Two Tips and Traps
Here is the scenario: Mrs. Green, a widow, is taken by ambulance to the hospital due to a medical emergency.
After she has been treated at the hospital “for a few” days she is not well enough to go home directly from the hospital. With the help of her family, she chooses and is moved to a rehabilitation facility, or rehab unit of a nursing home. The family expects her Medicare benefits to pay 100% of her first 20 days and know that Mrs. Green must pay a daily co-pay of $167.50 from day 21 up to 100 days for her rehab. The family assumes that Mrs. Green’s Medicare Part A will pay for her hospitalization.

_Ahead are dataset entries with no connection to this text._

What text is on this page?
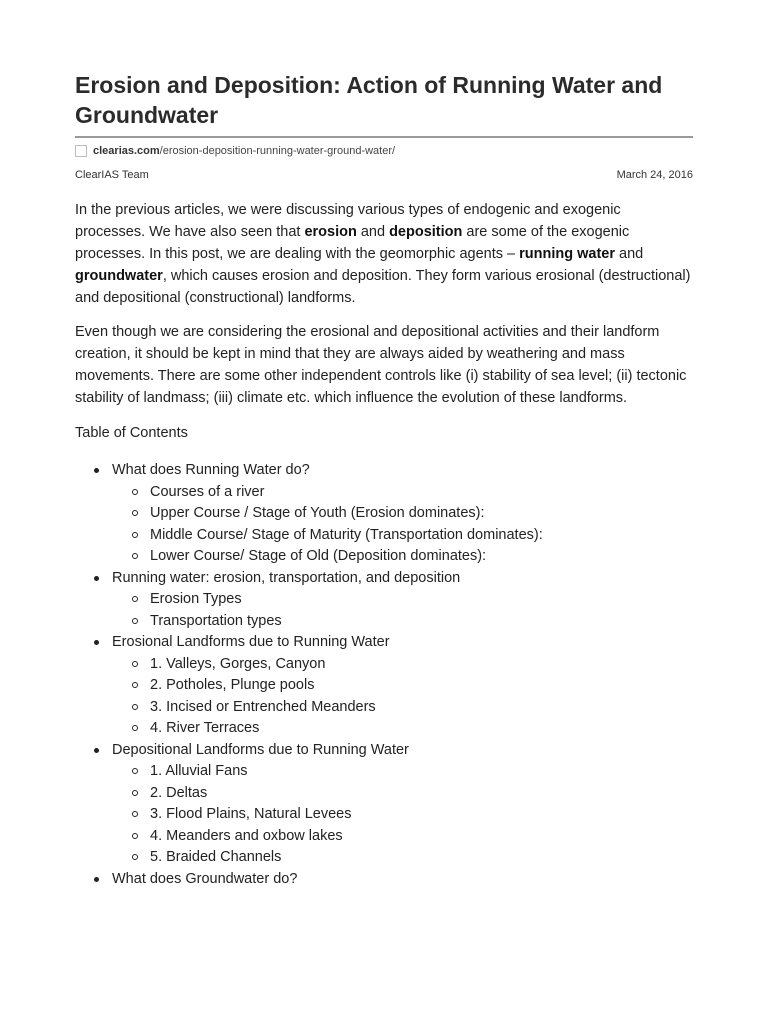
Erosion and Deposition: Action of Running Water and Groundwater
clearias.com /erosion-deposition-running-water-ground-water/
ClearIAS Team	March 24, 2016

In the previous articles, we were discussing various types of endogenic and exogenic processes. We have also seen that erosion and deposition are some of the exogenic processes. In this post, we are dealing with the geomorphic agents – running water and groundwater, which causes erosion and deposition. They form various erosional (destructional) and depositional (constructional) landforms.

Even though we are considering the erosional and depositional activities and their landform creation, it should be kept in mind that they are always aided by weathering and mass movements. There are some other independent controls like (i) stability of sea level; (ii) tectonic stability of landmass; (iii) climate etc. which influence the evolution of these landforms.

Table of Contents
What does Running Water do?
Courses of a river
Upper Course / Stage of Youth (Erosion dominates):
Middle Course/ Stage of Maturity (Transportation dominates):
Lower Course/ Stage of Old (Deposition dominates):
Running water: erosion, transportation, and deposition
Erosion Types
Transportation types
Erosional Landforms due to Running Water
1. Valleys, Gorges, Canyon
2. Potholes, Plunge pools
3. Incised or Entrenched Meanders
4. River Terraces
Depositional Landforms due to Running Water
1. Alluvial Fans
2. Deltas
3. Flood Plains, Natural Levees
4. Meanders and oxbow lakes
5. Braided Channels
What does Groundwater do?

Tip/Trap #1: If Mrs. Green was not an admitted patient at the hospital for at least three midnights in a row Medicare will not pay for her rehab. And, for those days she was not admitted, she will be billed under Part B, as an out-patient, which is much more expensive than Part A. The medical records must be read to determine the actual time of admission. Her surroundings provide no clue. For example, she could be in the Emergency Department waiting for a room and be admitted. Or, she could be in a semi-private room for two weeks “under observation” and not admitted (True story). If Mrs. Green is placed “Under Observation” or does not stay for three midnights, she can appeal this decision.
Tip/Trap #2: If Mrs. Green avoided the first trap, watch out for the second trap. Medicare rehab treatment and payments must continue up to the maximum of 100 days as long as Mrs. Green’s medical condition is improving, maintained, or even if her deterioration is slowed or prevented as a result of the rehab services. If Medicare benefits are stopped too soon, Mrs. Green can appeal.